Bruno entrou no ônibus ainda com cara de sono. Felipe estava no fundo. Logo a condução se encheria de estudantes. As conversas mal seriam ouvidas. Só o barulho insuportável das vozes sobrepujando-se umas as outras, se fazendo ouvir sobre as demais. A adolescência e sua vivacidade...
[...]
Felipe cochilava encostado à janela.
- Ei, acorda aí! – Bruno dá uma cotovelada no amigo.
- Hã?! – Felipe passa a mão no rosto e boceja.
- Nem tirou as remelas!
- Tirei, sim – passou os dedos nos cantos dos olhos – Claro que tirei...
Com todo aquele barulho (não mencionando o sacolejo característico de ônibus velho) os dois iam calados. O trajeto inteiro é assim. Muito cedo para conversas. Cedo para acordar. Cedo para o colégio.
[...]
Primeiro, segundo, terceiro tempo e, hora do intervalo. Quinze minutos e uma breve conversa.
- Vamos continuar a história? – Bruno puxa o caderno, pega a caneta e ajeita a folha.
- O que mais você escreveu? – Felipe pergunta com a boca cheia. Segurava um misto na mão direita e um suco de maracujá na outra.
- “O capitão Gregory decidiu, de pronto, voltar ao nosso planeta. Embora não houvesse mais o que fazer, navegávamos para além da Órion. Para nossa terra natal, a adorada New Earth. Se tivéssemos de morrer, que não fosse em um lugar desconhecido no espaço. Que nossos túmulos fossem cavados em solo pátrio!
Ainda pensava em nosso funeral quando o capitão entra com uma expressão pálida. O combustível no fm. A tripulação definhando. A gripe que atingia os subordinados era mortal. Essas eram as noticias de última hora... da última hora...”.
- Que triste, Bruno! Não há um antidoto, uma vacina?
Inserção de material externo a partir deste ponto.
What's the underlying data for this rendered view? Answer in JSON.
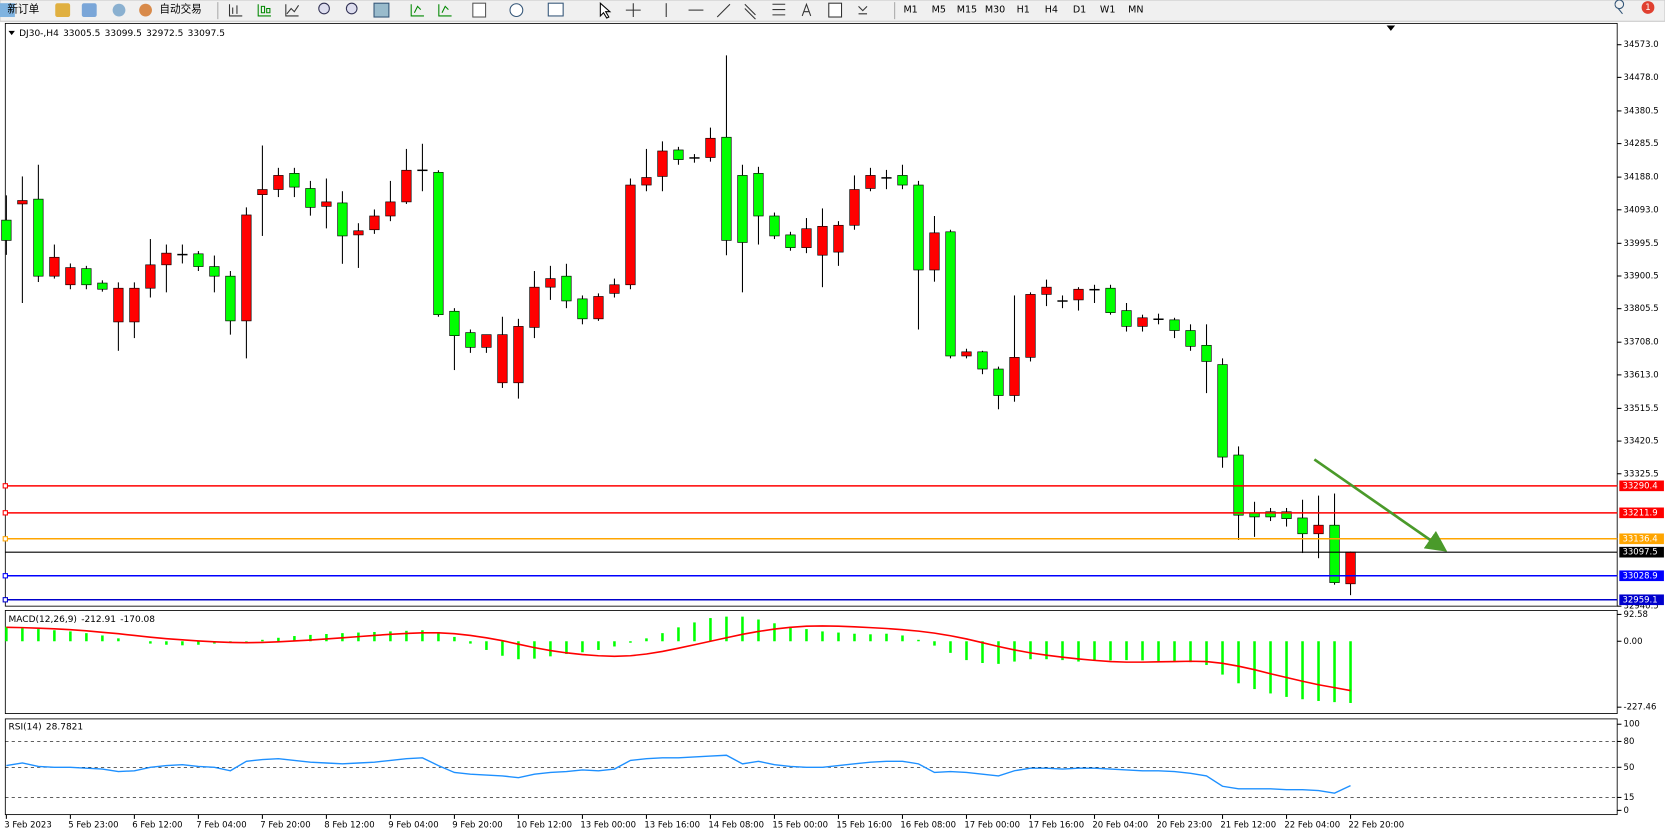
{
  "toolbar": {
    "new_order": "新订单",
    "auto_trading": "自动交易",
    "timeframes": [
      "M1",
      "M5",
      "M15",
      "M30",
      "H1",
      "H4",
      "D1",
      "W1",
      "MN"
    ],
    "badge": "1"
  },
  "chart_data": [
    {
      "type": "candlestick",
      "symbol": "DJ30-,H4",
      "categories": [
        "3 Feb 2023",
        null,
        null,
        null,
        "5 Feb 23:00",
        null,
        null,
        null,
        "6 Feb 12:00",
        null,
        null,
        null,
        "7 Feb 04:00",
        null,
        null,
        null,
        "7 Feb 20:00",
        null,
        null,
        null,
        "8 Feb 12:00",
        null,
        null,
        null,
        "9 Feb 04:00",
        null,
        null,
        null,
        "9 Feb 20:00",
        null,
        null,
        null,
        "10 Feb 12:00",
        null,
        null,
        null,
        "13 Feb 00:00",
        null,
        null,
        null,
        "13 Feb 16:00",
        null,
        null,
        null,
        "14 Feb 08:00",
        null,
        null,
        null,
        "15 Feb 00:00",
        null,
        null,
        null,
        "15 Feb 16:00",
        null,
        null,
        null,
        "16 Feb 08:00",
        null,
        null,
        null,
        "17 Feb 00:00",
        null,
        null,
        null,
        "17 Feb 16:00",
        null,
        null,
        null,
        "20 Feb 04:00",
        null,
        null,
        null,
        "20 Feb 23:00",
        null,
        null,
        null,
        "21 Feb 12:00",
        null,
        null,
        null,
        "22 Feb 04:00",
        null,
        null,
        null,
        "22 Feb 20:00"
      ],
      "open": [
        34063,
        34110,
        34124,
        33900,
        33875,
        33922,
        33880,
        33767,
        33767,
        33865,
        33933,
        33964,
        33965,
        33928,
        33900,
        33770,
        34137,
        34152,
        34199,
        34155,
        34103,
        34113,
        34020,
        34035,
        34075,
        34116,
        34209,
        34202,
        33798,
        33736,
        33693,
        33590,
        33590,
        33751,
        33868,
        33900,
        33834,
        33776,
        33850,
        33875,
        34165,
        34190,
        34267,
        34245,
        34245,
        34304,
        34193,
        34199,
        34075,
        34020,
        33983,
        33961,
        33970,
        34048,
        34155,
        34187,
        34193,
        34165,
        33918,
        34029,
        33668,
        33680,
        33630,
        33553,
        33664,
        33847,
        33829,
        33831,
        33862,
        33865,
        33800,
        33754,
        33776,
        33773,
        33742,
        33699,
        33643,
        33380,
        33212,
        33215,
        33215,
        33197,
        33151,
        33176,
        33005.5
      ],
      "high": [
        34135,
        34190,
        34224,
        33992,
        33937,
        33930,
        33888,
        33882,
        33882,
        34008,
        33992,
        33992,
        33973,
        33960,
        33915,
        34100,
        34280,
        34215,
        34215,
        34177,
        34184,
        34147,
        34054,
        34094,
        34177,
        34270,
        34285,
        34208,
        33807,
        33745,
        33730,
        33782,
        33776,
        33915,
        33930,
        33936,
        33844,
        33850,
        33893,
        34184,
        34270,
        34292,
        34276,
        34255,
        34332,
        34542,
        34224,
        34218,
        34085,
        34029,
        34069,
        34097,
        34060,
        34193,
        34215,
        34209,
        34224,
        34177,
        34075,
        34035,
        33689,
        33683,
        33637,
        33844,
        33853,
        33890,
        33844,
        33868,
        33875,
        33875,
        33822,
        33788,
        33791,
        33779,
        33760,
        33760,
        33661,
        33405,
        33244,
        33226,
        33226,
        33250,
        33262,
        33268,
        33099.5
      ],
      "low": [
        33962,
        33822,
        33883,
        33893,
        33862,
        33862,
        33855,
        33683,
        33720,
        33838,
        33853,
        33937,
        33915,
        33853,
        33730,
        33661,
        34017,
        34130,
        34130,
        34076,
        34039,
        33936,
        33924,
        34023,
        34060,
        34110,
        34147,
        33782,
        33627,
        33677,
        33677,
        33575,
        33544,
        33720,
        33831,
        33807,
        33760,
        33770,
        33838,
        33862,
        34147,
        34147,
        34224,
        34230,
        34233,
        33961,
        33853,
        33992,
        34008,
        33974,
        33967,
        33868,
        33930,
        34035,
        34147,
        34153,
        34153,
        33745,
        33884,
        33661,
        33661,
        33615,
        33513,
        33535,
        33652,
        33813,
        33807,
        33800,
        33822,
        33788,
        33739,
        33739,
        33760,
        33720,
        33683,
        33560,
        33343,
        33133,
        33142,
        33188,
        33172,
        33095,
        33080,
        33003,
        32972.5
      ],
      "close": [
        34004,
        34120,
        33900,
        33955,
        33925,
        33875,
        33862,
        33865,
        33865,
        33933,
        33967,
        33964,
        33928,
        33900,
        33770,
        34078,
        34152,
        34193,
        34159,
        34100,
        34116,
        34017,
        34032,
        34075,
        34116,
        34208,
        34209,
        33788,
        33727,
        33693,
        33730,
        33730,
        33754,
        33868,
        33893,
        33828,
        33776,
        33841,
        33875,
        34165,
        34187,
        34264,
        34239,
        34245,
        34301,
        34004,
        33998,
        34075,
        34017,
        33983,
        34038,
        34045,
        34048,
        34152,
        34193,
        34187,
        34165,
        33918,
        34026,
        33668,
        33680,
        33630,
        33553,
        33664,
        33847,
        33868,
        33829,
        33862,
        33862,
        33794,
        33754,
        33779,
        33776,
        33742,
        33696,
        33652,
        33374,
        33205,
        33200,
        33200,
        33195,
        33151,
        33176,
        33009,
        33097.5
      ],
      "up_color": "#ff0000",
      "down_color": "#00ff00",
      "doji_color": "#000000",
      "ylim": [
        32940.5,
        34635
      ],
      "yticks": [
        {
          "value": 34573,
          "label": "34573.0"
        },
        {
          "value": 34478,
          "label": "34478.0"
        },
        34380.5,
        34285.5,
        {
          "value": 34188,
          "label": "34188.0"
        },
        {
          "value": 34093,
          "label": "34093.0"
        },
        33995.5,
        33900.5,
        33805.5,
        {
          "value": 33708,
          "label": "33708.0"
        },
        {
          "value": 33613,
          "label": "33613.0"
        },
        33515.5,
        33420.5,
        33325.5,
        32940.5
      ],
      "levels": [
        {
          "value": 33290.4,
          "color": "#ff0000"
        },
        {
          "value": 33211.9,
          "color": "#ff0000"
        },
        {
          "value": 33136.4,
          "color": "#ffa500"
        },
        {
          "value": 33028.9,
          "color": "#0000ff"
        },
        {
          "value": 32959.1,
          "color": "#0000cd"
        }
      ],
      "bid_line": {
        "value": 33097.5,
        "color": "#000000"
      }
    },
    {
      "type": "macd",
      "name": "MACD(12,26,9)",
      "histogram": [
        50,
        45,
        42,
        38,
        34,
        28,
        20,
        10,
        0,
        -8,
        -12,
        -14,
        -12,
        -8,
        -4,
        -2,
        5,
        12,
        18,
        22,
        25,
        28,
        30,
        32,
        34,
        36,
        38,
        32,
        15,
        -8,
        -30,
        -50,
        -62,
        -60,
        -52,
        -44,
        -38,
        -30,
        -18,
        -5,
        10,
        28,
        48,
        65,
        80,
        85,
        85,
        75,
        62,
        50,
        42,
        34,
        30,
        26,
        24,
        26,
        20,
        5,
        -15,
        -40,
        -65,
        -75,
        -78,
        -70,
        -62,
        -62,
        -65,
        -70,
        -68,
        -66,
        -65,
        -66,
        -68,
        -70,
        -72,
        -82,
        -115,
        -145,
        -165,
        -180,
        -192,
        -200,
        -206,
        -210,
        -212.91
      ],
      "signal": [
        48,
        47,
        45,
        43,
        40,
        36,
        31,
        26,
        20,
        14,
        9,
        5,
        1,
        -2,
        -4,
        -5,
        -4,
        -2,
        1,
        4,
        8,
        12,
        16,
        20,
        24,
        27,
        29,
        29,
        26,
        20,
        12,
        2,
        -10,
        -22,
        -32,
        -40,
        -46,
        -50,
        -52,
        -50,
        -44,
        -35,
        -24,
        -12,
        0,
        12,
        24,
        34,
        42,
        48,
        52,
        53,
        52,
        50,
        47,
        44,
        40,
        35,
        28,
        19,
        8,
        -5,
        -18,
        -30,
        -40,
        -48,
        -55,
        -61,
        -66,
        -70,
        -72,
        -72,
        -71,
        -70,
        -69,
        -70,
        -76,
        -86,
        -98,
        -112,
        -125,
        -138,
        -150,
        -160,
        -170.08
      ],
      "hist_color": "#00ff00",
      "signal_color": "#ff0000",
      "ylim": [
        -249.5,
        106.4
      ],
      "yticks": [
        92.58,
        {
          "value": 0,
          "label": "0.00"
        },
        -227.46
      ]
    },
    {
      "type": "line",
      "name": "RSI(14)",
      "values": [
        52,
        55,
        51,
        50,
        50,
        49,
        48,
        45,
        46,
        50,
        52,
        53,
        51,
        50,
        46,
        57,
        59,
        60,
        58,
        56,
        55,
        54,
        55,
        56,
        58,
        60,
        61,
        52,
        44,
        42,
        41,
        40,
        38,
        42,
        44,
        45,
        47,
        46,
        48,
        58,
        60,
        61,
        61,
        62,
        63,
        64,
        54,
        57,
        53,
        51,
        50,
        50,
        52,
        54,
        56,
        57,
        57,
        54,
        44,
        45,
        44,
        42,
        40,
        46,
        49,
        49,
        48,
        49,
        49,
        48,
        47,
        46,
        46,
        45,
        43,
        40,
        28,
        25,
        25,
        25,
        24,
        24,
        23,
        20,
        28.7821
      ],
      "color": "#1e90ff",
      "ylim": [
        -4.9,
        106.2
      ],
      "yticks": [
        100,
        80,
        50,
        15,
        0
      ],
      "levels": [
        80,
        50,
        15
      ]
    }
  ]
}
- Não. Olha só, Felipe – diz gesticulando com as mãos, característica sua quando queria explicar algo – Imagina um grupo de exploradores enviados a uma floresta tropical da qual não soubessem mais do que aprenderam em livros. Haveria uma grande chance deles contraírem uma doença causada por algum mosquito, ou coisa parecida.
- Foi o que aconteceu?
-É... foi algo semelhante...Agora, você me deixa continuar?
- Por favor.
- “Restavam apenas os pilotos, eu, e o próprio capitão, que já apresentava sinais de cansaço”.
- “O capitão tinha uma resistência imunológica impressionante, resultado de sua origem genética”.
- O que a genética tem a ver com isso?
- Sério! Por que ele resistiria tanto, se não tivesse uma predisposição genética privilegiada?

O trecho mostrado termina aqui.